Si le nègre, au surplus, a su se battre pour la justice, le nègre saura voter. Si le nègre sait payer les impôts, le nègre saura voter. Si le nègre en sait autant qu’un Irlandais ivre, le nègre saura voter.

Quant aux inconvénients, nul ne les ignore. Qu’en présence de telles ou telles menées, trahisons, violences, vilenies des anciens maîtres, on crie : — Nous l’avions dit ! — c’est possible, même c’est certain. Mais un enfant n’apprend point à marcher, sans tomber sur son nez et se faire des bosses au front. Le gamin que son père jette à l’eau disparaît sous la vague, mais il apprend à nager.
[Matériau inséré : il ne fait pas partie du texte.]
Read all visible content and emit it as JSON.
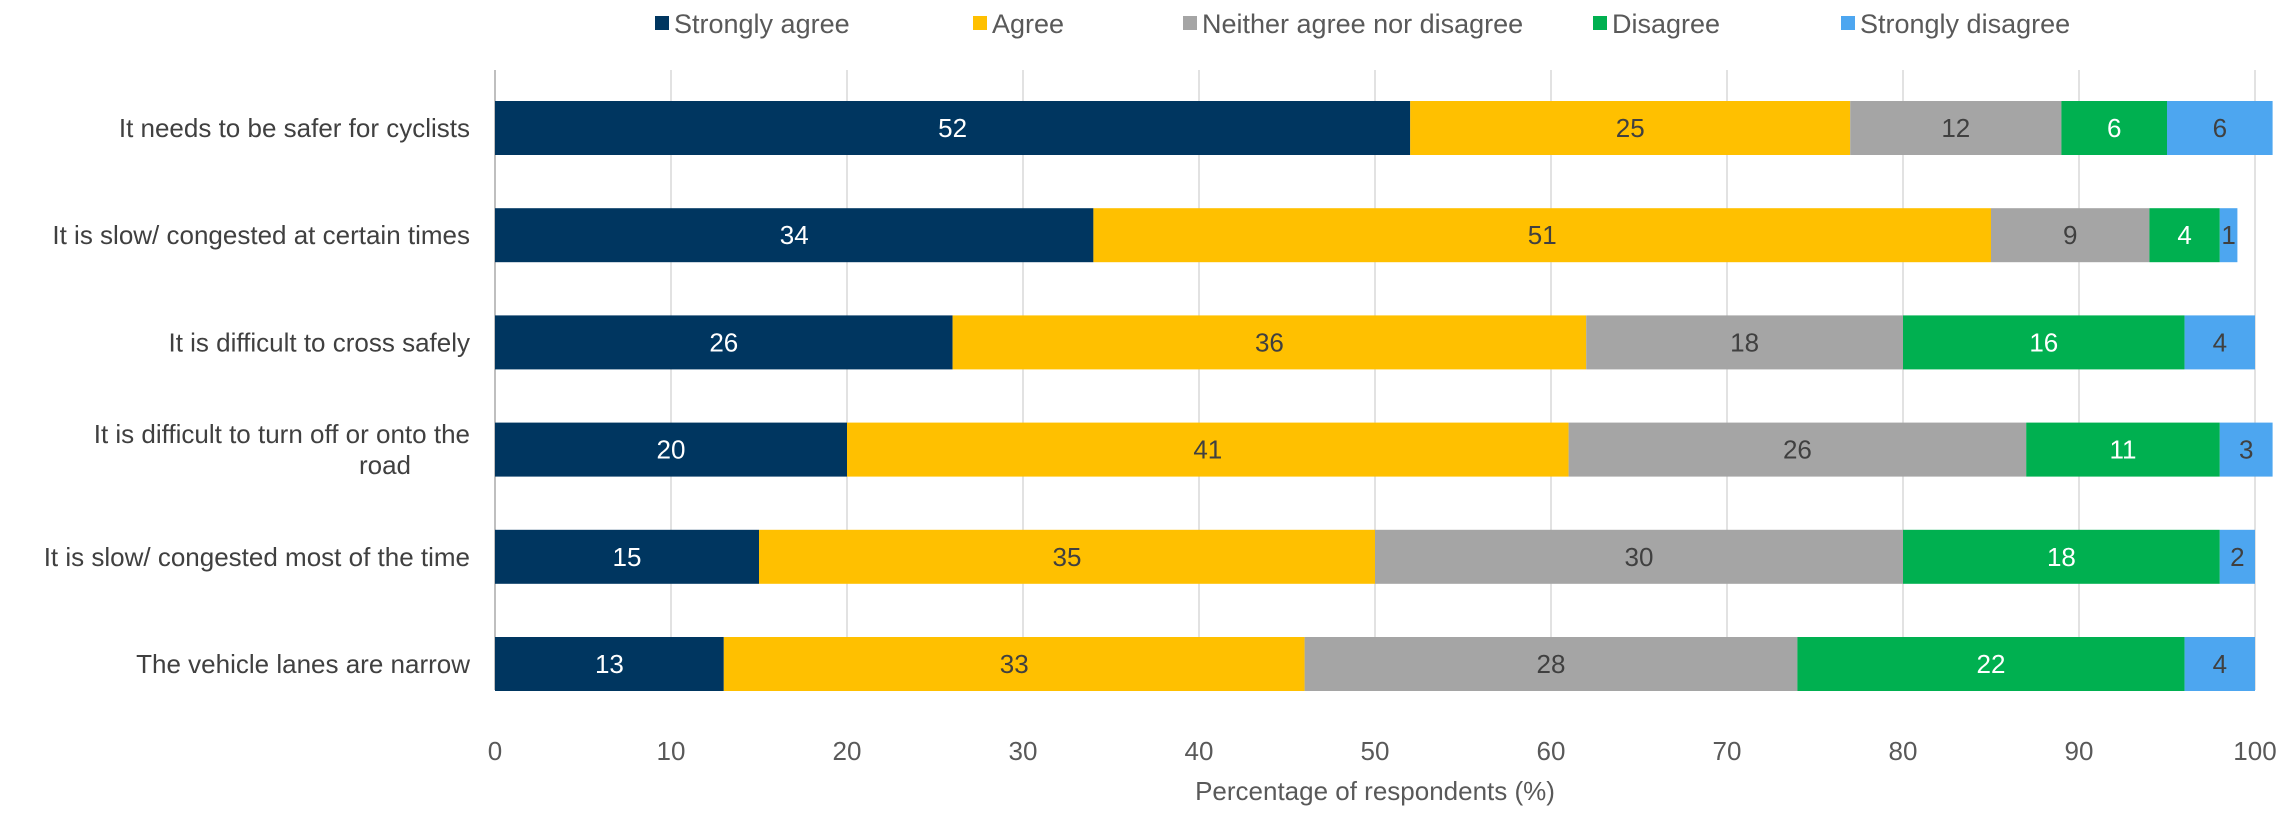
{
  "chart_data": {
    "type": "bar",
    "orientation": "horizontal",
    "stacked": true,
    "categories": [
      [
        "It needs to be safer for cyclists"
      ],
      [
        "It is slow/ congested at certain times"
      ],
      [
        "It is difficult to cross safely"
      ],
      [
        "It is difficult to turn off or onto the",
        "road"
      ],
      [
        "It is slow/ congested most of the time"
      ],
      [
        "The vehicle lanes are narrow"
      ]
    ],
    "series": [
      {
        "name": "Strongly agree",
        "color": "#003660",
        "label_color": "#ffffff",
        "values": [
          52,
          34,
          26,
          20,
          15,
          13
        ]
      },
      {
        "name": "Agree",
        "color": "#ffc000",
        "label_color": "#404040",
        "values": [
          25,
          51,
          36,
          41,
          35,
          33
        ]
      },
      {
        "name": "Neither agree nor disagree",
        "color": "#a5a5a5",
        "label_color": "#404040",
        "values": [
          12,
          9,
          18,
          26,
          30,
          28
        ]
      },
      {
        "name": "Disagree",
        "color": "#00b050",
        "label_color": "#ffffff",
        "values": [
          6,
          4,
          16,
          11,
          18,
          22
        ]
      },
      {
        "name": "Strongly disagree",
        "color": "#4da6f0",
        "label_color": "#404040",
        "values": [
          6,
          1,
          4,
          3,
          2,
          4
        ]
      }
    ],
    "xlabel": "Percentage of respondents (%)",
    "xlim": [
      0,
      100
    ],
    "xticks": [
      0,
      10,
      20,
      30,
      40,
      50,
      60,
      70,
      80,
      90,
      100
    ],
    "grid": "vertical",
    "legend_position": "top"
  }
}
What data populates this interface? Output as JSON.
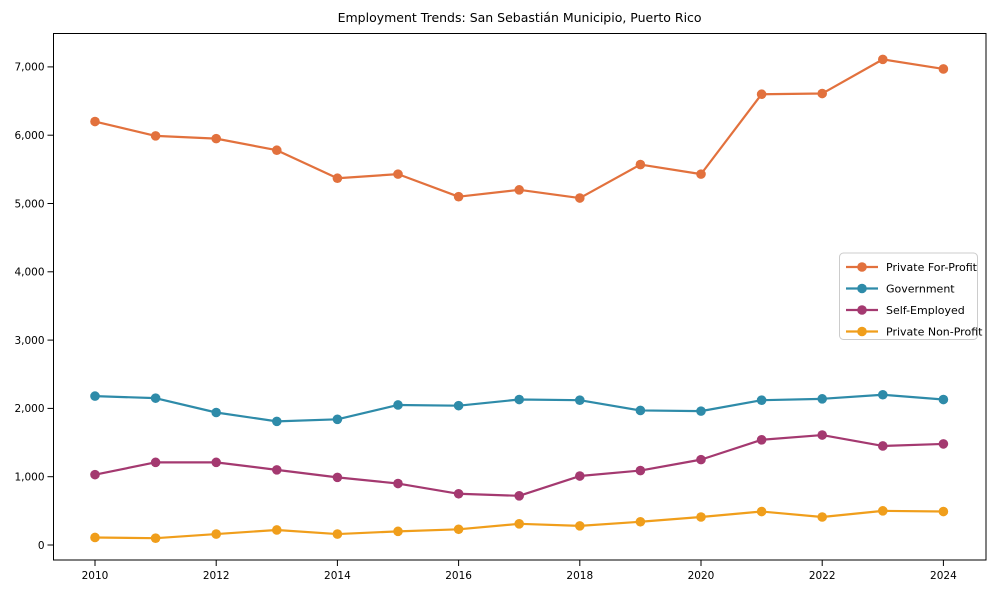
{
  "title": "Employment Trends: San Sebastián Municipio, Puerto Rico",
  "chart_data": {
    "type": "line",
    "title": "Employment Trends: San Sebastián Municipio, Puerto Rico",
    "xlabel": "",
    "ylabel": "",
    "x": [
      2010,
      2011,
      2012,
      2013,
      2014,
      2015,
      2016,
      2017,
      2018,
      2019,
      2020,
      2021,
      2022,
      2023,
      2024
    ],
    "x_tick_labels": [
      "2010",
      "2012",
      "2014",
      "2016",
      "2018",
      "2020",
      "2022",
      "2024"
    ],
    "y_tick_labels": [
      "0",
      "1,000",
      "2,000",
      "3,000",
      "4,000",
      "5,000",
      "6,000",
      "7,000"
    ],
    "ylim": [
      0,
      7000
    ],
    "grid": false,
    "legend_position": "center right",
    "series": [
      {
        "name": "Private For-Profit",
        "color": "#E2713D",
        "values": [
          6200,
          5990,
          5950,
          5780,
          5370,
          5430,
          5100,
          5200,
          5080,
          5570,
          5430,
          6600,
          6610,
          7110,
          6970
        ]
      },
      {
        "name": "Government",
        "color": "#2E8BA9",
        "values": [
          2180,
          2150,
          1940,
          1810,
          1840,
          2050,
          2040,
          2130,
          2120,
          1970,
          1960,
          2120,
          2140,
          2200,
          2130
        ]
      },
      {
        "name": "Self-Employed",
        "color": "#A43970",
        "values": [
          1030,
          1210,
          1210,
          1100,
          990,
          900,
          750,
          720,
          1010,
          1090,
          1250,
          1540,
          1610,
          1450,
          1480
        ]
      },
      {
        "name": "Private Non-Profit",
        "color": "#F09E1B",
        "values": [
          110,
          100,
          160,
          220,
          160,
          200,
          230,
          310,
          280,
          340,
          410,
          490,
          410,
          500,
          490
        ]
      }
    ]
  }
}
Les noirs apprendront à voter, en votant[2].

Un progrès amène l’autre : les progrès ne vont jamais seuls. Si la pente déroulée vers l’abîme est rapide ; si le premier pas entraîne le second, le second le troisième, le quatrième, toujours, toujours, jusqu’au fond ; il en va de même, Dieu merci ! sur le chemin lancé vers les hauteurs. Qui a commencé de gravir, gravira, toujours, toujours, jusqu’au sommet.

Le pieux docteur Godwin osait, il y a deux cents ans, hasarder cette proposition inouïe : — Baptiser un nègre, ce n’est pas pécher !

Grande clameur parmi les maîtres d’alors : — Baptiser un nègre ! Sacrilége, abomination, monstruosité !

La Jamaïque et la Virginie se signèrent.

Cela se conçoit. Une fois le nègre baptisé, évangélisé, frère en Christ ; comment le sangler, le surmener, le supplicier, l’abrutir, le tuer… en toute bonne conscience ?

Et néanmoins, le nègre fut baptisé ; une fois baptisé, son âme s’éclaira ; l’âme une fois éclairée, l’esprit s’émancipa ; émancipé… on sait le reste.

Cela prit deux cents ans ; mais enfin, conscience, humanité, justice et droit, l’un poussant l’autre, tout parvint au sommet.


On n’y arrive point sans peine.

Notre premier pas, dans cette affaire-ci, nous conduisit tout droit, nous, délégation des hommes de couleur, chez M. Andrew Johnson, Président, de par la balle qui avait assassiné Lincoln.

Cette entrevue solennelle (février 1866) dévoila au pays, qui les ignorait, et les dispositions du nouveau président envers la race noire, et la politique à laquelle il allait obéir.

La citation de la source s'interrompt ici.